One component of SRM is workload or task management. Research shows that humans have a limited capacity for information. Once information flow exceeds the person’s ability to mentally process the information, any additional information becomes unattended or displaces other tasks and information already being processed. Once this situation occurs, only two alternatives exist: shed the unimportant tasks or perform all tasks at a less than optimal level. Like an overloaded electrical circuit, either the consumption must be reduced or a circuit failure is experienced.

Effective workload management ensures essential operations are accomplished by planning and then placing them in a sequence that avoids work overload. As a pilot gains experience, he or she learns to recognize future workload requirements and can prepare for high workload periods during times of low workload.

Reviewing the appropriate chart and setting radio frequencies well in advance of need help reduce workload as a flight nears the airport. In addition, a pilot should listen to Automatic Terminal Information Service (ATIS), Automated Surface Observing System (ASOS), or Automated Weather Observing System (AWOS), if available, and then monitor the tower frequency or Common Traffic Advisory Frequency (CTAF) to get a good idea of what traffic conditions to expect.
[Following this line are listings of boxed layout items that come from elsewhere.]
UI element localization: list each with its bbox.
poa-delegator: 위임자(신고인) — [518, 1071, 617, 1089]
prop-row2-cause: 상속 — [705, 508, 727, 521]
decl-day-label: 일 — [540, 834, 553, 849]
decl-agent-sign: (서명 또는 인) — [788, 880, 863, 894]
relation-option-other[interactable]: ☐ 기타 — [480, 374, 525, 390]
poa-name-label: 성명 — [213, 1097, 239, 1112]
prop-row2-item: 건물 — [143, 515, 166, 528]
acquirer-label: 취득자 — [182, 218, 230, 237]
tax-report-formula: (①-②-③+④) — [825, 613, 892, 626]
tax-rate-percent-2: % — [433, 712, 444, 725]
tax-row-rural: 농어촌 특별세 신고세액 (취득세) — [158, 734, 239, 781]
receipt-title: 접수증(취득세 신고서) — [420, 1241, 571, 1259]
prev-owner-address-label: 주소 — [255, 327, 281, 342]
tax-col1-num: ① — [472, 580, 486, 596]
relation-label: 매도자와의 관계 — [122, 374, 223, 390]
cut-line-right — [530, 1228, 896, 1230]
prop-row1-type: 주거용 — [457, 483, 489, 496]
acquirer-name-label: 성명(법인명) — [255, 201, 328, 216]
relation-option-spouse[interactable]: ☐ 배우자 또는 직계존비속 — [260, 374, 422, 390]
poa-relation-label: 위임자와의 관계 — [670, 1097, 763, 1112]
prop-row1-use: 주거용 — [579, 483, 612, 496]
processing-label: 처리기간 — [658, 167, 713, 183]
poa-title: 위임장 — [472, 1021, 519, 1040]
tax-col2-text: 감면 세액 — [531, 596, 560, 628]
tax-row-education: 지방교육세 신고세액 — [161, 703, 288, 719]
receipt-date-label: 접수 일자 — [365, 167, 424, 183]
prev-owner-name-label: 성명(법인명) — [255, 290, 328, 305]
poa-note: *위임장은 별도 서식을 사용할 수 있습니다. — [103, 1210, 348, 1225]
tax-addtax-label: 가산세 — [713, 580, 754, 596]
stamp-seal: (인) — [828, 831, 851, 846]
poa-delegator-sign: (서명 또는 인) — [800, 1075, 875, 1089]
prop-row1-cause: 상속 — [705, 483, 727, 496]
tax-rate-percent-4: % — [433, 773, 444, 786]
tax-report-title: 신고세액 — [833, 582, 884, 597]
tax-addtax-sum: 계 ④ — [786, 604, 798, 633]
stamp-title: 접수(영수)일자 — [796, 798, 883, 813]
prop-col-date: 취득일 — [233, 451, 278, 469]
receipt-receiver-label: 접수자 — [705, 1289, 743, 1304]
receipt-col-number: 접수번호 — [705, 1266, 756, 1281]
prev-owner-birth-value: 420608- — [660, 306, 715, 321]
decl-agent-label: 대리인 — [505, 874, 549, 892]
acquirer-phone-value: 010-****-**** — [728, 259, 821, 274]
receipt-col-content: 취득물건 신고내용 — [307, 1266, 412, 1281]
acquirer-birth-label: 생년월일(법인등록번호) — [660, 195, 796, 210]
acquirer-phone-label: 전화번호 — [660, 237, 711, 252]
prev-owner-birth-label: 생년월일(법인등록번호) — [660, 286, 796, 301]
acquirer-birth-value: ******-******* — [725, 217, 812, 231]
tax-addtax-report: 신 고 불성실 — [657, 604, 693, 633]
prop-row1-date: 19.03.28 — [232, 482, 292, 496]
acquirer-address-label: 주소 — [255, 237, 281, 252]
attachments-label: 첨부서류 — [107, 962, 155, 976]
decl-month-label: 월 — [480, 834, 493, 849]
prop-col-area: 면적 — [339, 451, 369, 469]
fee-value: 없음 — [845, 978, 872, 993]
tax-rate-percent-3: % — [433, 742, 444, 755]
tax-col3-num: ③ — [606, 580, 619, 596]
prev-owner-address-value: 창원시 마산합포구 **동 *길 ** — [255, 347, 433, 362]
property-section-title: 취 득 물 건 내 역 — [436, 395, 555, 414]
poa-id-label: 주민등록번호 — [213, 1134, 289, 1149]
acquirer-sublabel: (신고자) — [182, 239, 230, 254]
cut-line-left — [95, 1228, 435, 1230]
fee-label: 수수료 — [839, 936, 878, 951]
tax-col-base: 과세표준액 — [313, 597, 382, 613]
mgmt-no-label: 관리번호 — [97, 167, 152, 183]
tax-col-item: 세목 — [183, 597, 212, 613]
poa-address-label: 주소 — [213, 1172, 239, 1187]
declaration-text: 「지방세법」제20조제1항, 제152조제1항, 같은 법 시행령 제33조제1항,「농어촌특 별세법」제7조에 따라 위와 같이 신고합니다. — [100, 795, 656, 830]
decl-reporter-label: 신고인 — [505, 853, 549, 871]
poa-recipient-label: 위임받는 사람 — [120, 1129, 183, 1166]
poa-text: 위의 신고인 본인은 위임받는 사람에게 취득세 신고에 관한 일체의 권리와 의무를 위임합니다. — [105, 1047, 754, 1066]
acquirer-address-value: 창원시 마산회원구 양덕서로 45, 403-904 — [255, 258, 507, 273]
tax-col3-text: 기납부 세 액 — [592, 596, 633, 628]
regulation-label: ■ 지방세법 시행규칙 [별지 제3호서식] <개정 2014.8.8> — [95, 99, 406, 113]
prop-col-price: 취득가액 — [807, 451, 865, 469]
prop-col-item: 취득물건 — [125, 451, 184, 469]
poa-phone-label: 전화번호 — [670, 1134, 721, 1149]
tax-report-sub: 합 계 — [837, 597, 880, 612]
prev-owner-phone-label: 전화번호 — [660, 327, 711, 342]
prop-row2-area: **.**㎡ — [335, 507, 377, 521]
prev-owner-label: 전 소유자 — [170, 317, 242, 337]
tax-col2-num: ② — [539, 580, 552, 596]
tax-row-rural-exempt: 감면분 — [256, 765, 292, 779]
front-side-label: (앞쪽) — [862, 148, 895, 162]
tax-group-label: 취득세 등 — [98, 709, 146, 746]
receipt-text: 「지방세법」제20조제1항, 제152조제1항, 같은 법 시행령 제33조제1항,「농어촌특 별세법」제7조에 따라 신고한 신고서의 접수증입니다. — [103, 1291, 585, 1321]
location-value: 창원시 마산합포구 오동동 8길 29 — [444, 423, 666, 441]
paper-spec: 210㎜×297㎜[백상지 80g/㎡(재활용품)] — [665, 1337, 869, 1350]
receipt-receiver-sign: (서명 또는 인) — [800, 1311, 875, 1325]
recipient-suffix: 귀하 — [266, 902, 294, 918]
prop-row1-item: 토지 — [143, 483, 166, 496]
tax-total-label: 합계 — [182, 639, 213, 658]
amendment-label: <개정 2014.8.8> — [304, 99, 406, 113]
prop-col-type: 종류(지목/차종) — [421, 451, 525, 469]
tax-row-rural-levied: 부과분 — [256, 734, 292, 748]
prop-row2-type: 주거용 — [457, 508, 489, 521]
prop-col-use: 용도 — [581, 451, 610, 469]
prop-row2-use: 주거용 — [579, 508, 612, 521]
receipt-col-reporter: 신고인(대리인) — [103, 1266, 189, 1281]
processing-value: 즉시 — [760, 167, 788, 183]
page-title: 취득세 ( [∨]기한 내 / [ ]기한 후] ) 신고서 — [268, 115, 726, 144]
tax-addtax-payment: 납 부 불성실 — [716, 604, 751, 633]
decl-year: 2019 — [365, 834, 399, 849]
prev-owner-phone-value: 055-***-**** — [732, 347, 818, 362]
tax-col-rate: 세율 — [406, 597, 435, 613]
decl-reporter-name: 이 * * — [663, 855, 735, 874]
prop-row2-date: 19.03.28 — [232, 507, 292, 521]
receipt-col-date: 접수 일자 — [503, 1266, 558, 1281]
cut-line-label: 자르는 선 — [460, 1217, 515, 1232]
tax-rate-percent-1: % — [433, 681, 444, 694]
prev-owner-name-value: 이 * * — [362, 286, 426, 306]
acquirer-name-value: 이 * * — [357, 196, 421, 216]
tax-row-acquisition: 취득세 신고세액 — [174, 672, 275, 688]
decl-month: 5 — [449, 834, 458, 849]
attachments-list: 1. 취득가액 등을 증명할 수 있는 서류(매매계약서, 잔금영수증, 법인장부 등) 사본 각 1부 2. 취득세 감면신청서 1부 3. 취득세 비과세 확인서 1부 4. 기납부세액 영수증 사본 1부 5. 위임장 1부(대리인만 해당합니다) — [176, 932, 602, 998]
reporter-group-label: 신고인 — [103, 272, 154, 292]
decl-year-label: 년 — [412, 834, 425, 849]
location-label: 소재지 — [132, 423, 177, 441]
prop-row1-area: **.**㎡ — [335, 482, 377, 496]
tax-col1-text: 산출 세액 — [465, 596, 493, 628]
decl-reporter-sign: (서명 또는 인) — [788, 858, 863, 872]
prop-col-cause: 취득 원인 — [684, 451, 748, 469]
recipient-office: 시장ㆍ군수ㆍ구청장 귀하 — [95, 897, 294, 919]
Checklists should be performed well in advance so there is time to focus on traffic and ATC instructions. These procedures are especially important prior to entering a highdensity traffic area, such as Class B airspace.
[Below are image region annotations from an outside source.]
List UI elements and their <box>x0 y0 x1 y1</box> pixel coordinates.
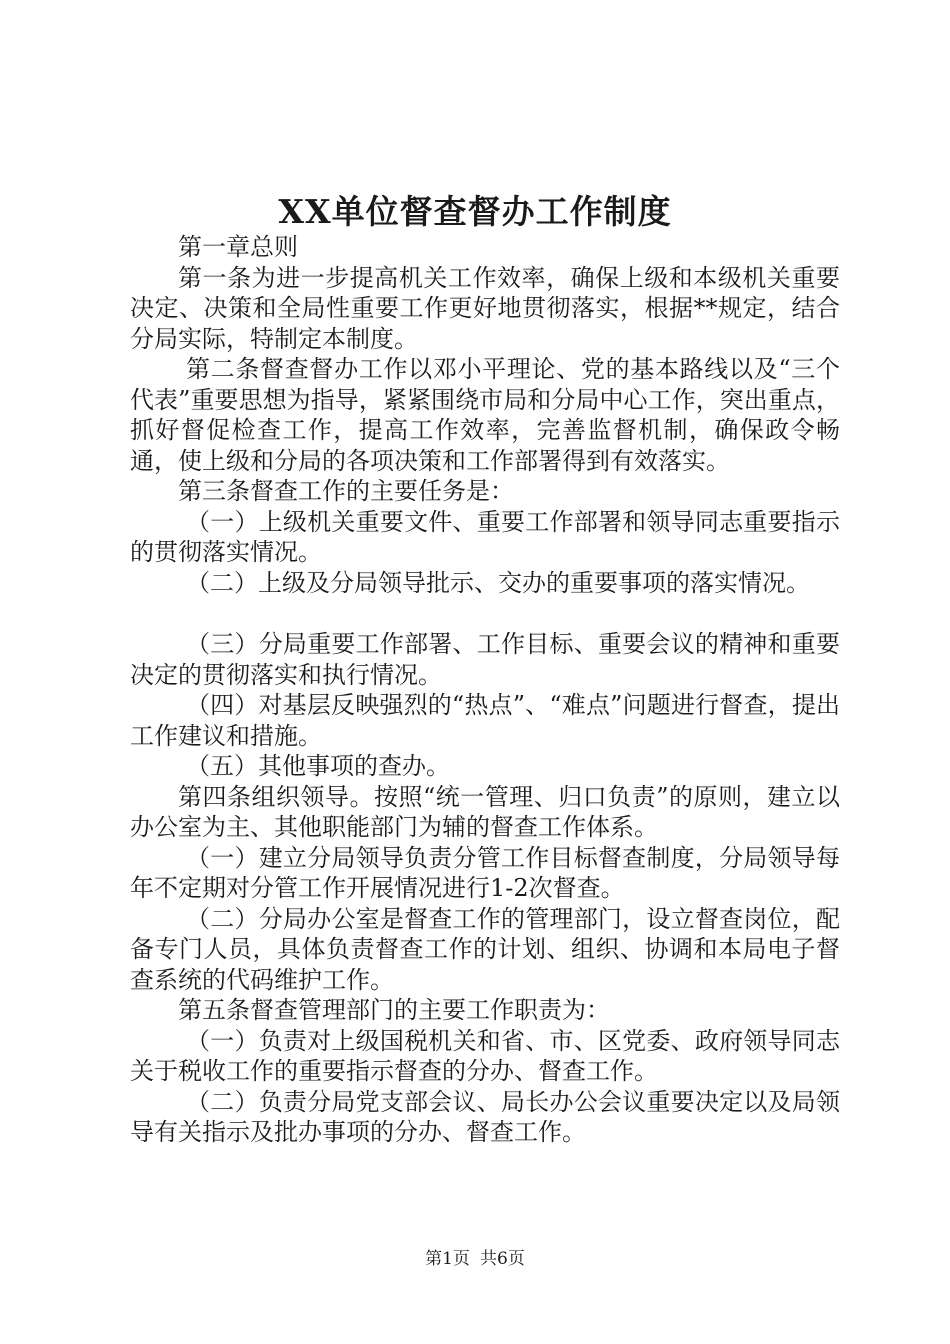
article-3-item-5: （五）其他事项的查办。 <box>186 752 450 780</box>
article-4: 第四条组织领导。按照“统一管理、归口负责”的原则，建立以办公室为主、其他职能部门为辅的督查工作体系。 <box>130 782 840 841</box>
chapter-heading: 第一章总则 <box>178 233 298 261</box>
article-3-item-3: （三）分局重要工作部署、工作目标、重要会议的精神和重要决定的贯彻落实和执行情况。 <box>130 630 840 689</box>
article-5: 第五条督查管理部门的主要工作职责为： <box>178 996 610 1024</box>
article-3: 第三条督查工作的主要任务是： <box>178 477 514 505</box>
article-3-item-1: （一）上级机关重要文件、重要工作部署和领导同志重要指示的贯彻落实情况。 <box>130 507 840 566</box>
article-1: 第一条为进一步提高机关工作效率，确保上级和本级机关重要决定、决策和全局性重要工作更好地贯彻落实，根据**规定，结合分局实际，特制定本制度。 <box>130 263 840 353</box>
page-number: 第1页 <box>425 1249 470 1269</box>
document-body <box>130 232 840 1148</box>
article-3-item-4: （四）对基层反映强烈的“热点”、“难点”问题进行督查，提出工作建议和措施。 <box>130 691 840 750</box>
document-title: XX单位督查督办工作制度 <box>278 192 672 231</box>
article-4-item-2: （二）分局办公室是督查工作的管理部门，设立督查岗位，配备专门人员，具体负责督查工作的计划、组织、协调和本局电子督查系统的代码维护工作。 <box>130 904 840 994</box>
article-2: 第二条督查督办工作以邓小平理论、党的基本路线以及“三个代表”重要思想为指导，紧紧围绕市局和分局中心工作，突出重点，抓好督促检查工作，提高工作效率，完善监督机制，确保政令畅通，使上级和分局的各项决策和工作部署得到有效落实。 <box>130 355 840 475</box>
page-total: 共6页 <box>480 1249 525 1269</box>
article-3-item-2: （二）上级及分局领导批示、交办的重要事项的落实情况。 <box>186 568 810 597</box>
article-5-item-2: （二）负责分局党支部会议、局长办公会议重要决定以及局领导有关指示及批办事项的分办、督查工作。 <box>130 1087 840 1146</box>
article-4-item-1: （一）建立分局领导负责分管工作目标督查制度，分局领导每年不定期对分管工作开展情况进行1-2次督查。 <box>130 843 840 902</box>
article-5-item-1: （一）负责对上级国税机关和省、市、区党委、政府领导同志关于税收工作的重要指示督查的分办、督查工作。 <box>130 1026 840 1085</box>
page-footer <box>0 1244 950 1269</box>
To manage workload, items should be prioritized. For example, during any situation, and especially in an emergency, a pilot should remember the phrase “aviate, navigate, and communicate.” This means that the first thing a pilot should do is make sure the helicopter is under control, then begin flying to an acceptable landing area. Only after the first two items are assured should a pilot try to communicate with anyone.

Another important part of managing workload is recognizing a work overload situation. The first effect of high workload is that a pilot begins to work faster. As workload increases, attention cannot be devoted to several tasks at one time, and a pilot may begin to focus on one item. When a pilot becomes task saturated, there is no awareness of additional inputs from various sources, so decisions may be made on incomplete information, and the possibility of error increases.

A very good example of this is inadvertent IMC. Once entering into bad weather, work overload becomes immediate. Mentally, the pilot must transition from flying outside of the aircraft to flying inside the aircraft. Losing all visual references can cause sensory overload and the ability to think rationally is gone. Instead of trusting the aircrafts instruments, pilots try to hang on to the little visual references that they have and forget all about the other factors surrounding them. Instead of slowing the helicopter down they increase airspeed. Because they are looking down for visual references they forget about the hazards in front of them and finally, because they are not looking at the flight instruments, the aircraft is not level. All of this can be avoided by proper training and proper planning. If going inadvertent IMC is your only course of action, pilots must commit to it and fly the helicopter using only the flight instruments and not trying to follow what little visual references they have.

When a work overload situation exists, a pilot needs to:

  • Stop,
  • Think,
  • Slow down, and then
  • Prioritize.

It is important for a pilot to understand how to decrease workload by:

  • Placing a situation in the proper perspective,
  • Remaining calm, and
  • Thinking rationally.

These key elements reduce stress and increase the pilot’s ability to fly safely. They depend upon the experience, discipline, and training that each safe flight earns. It is important to understand options available to decrease workload. For example, setting a radio frequency may be delegated to another pilot or passenger, freeing the pilot to perform higher priority tasks.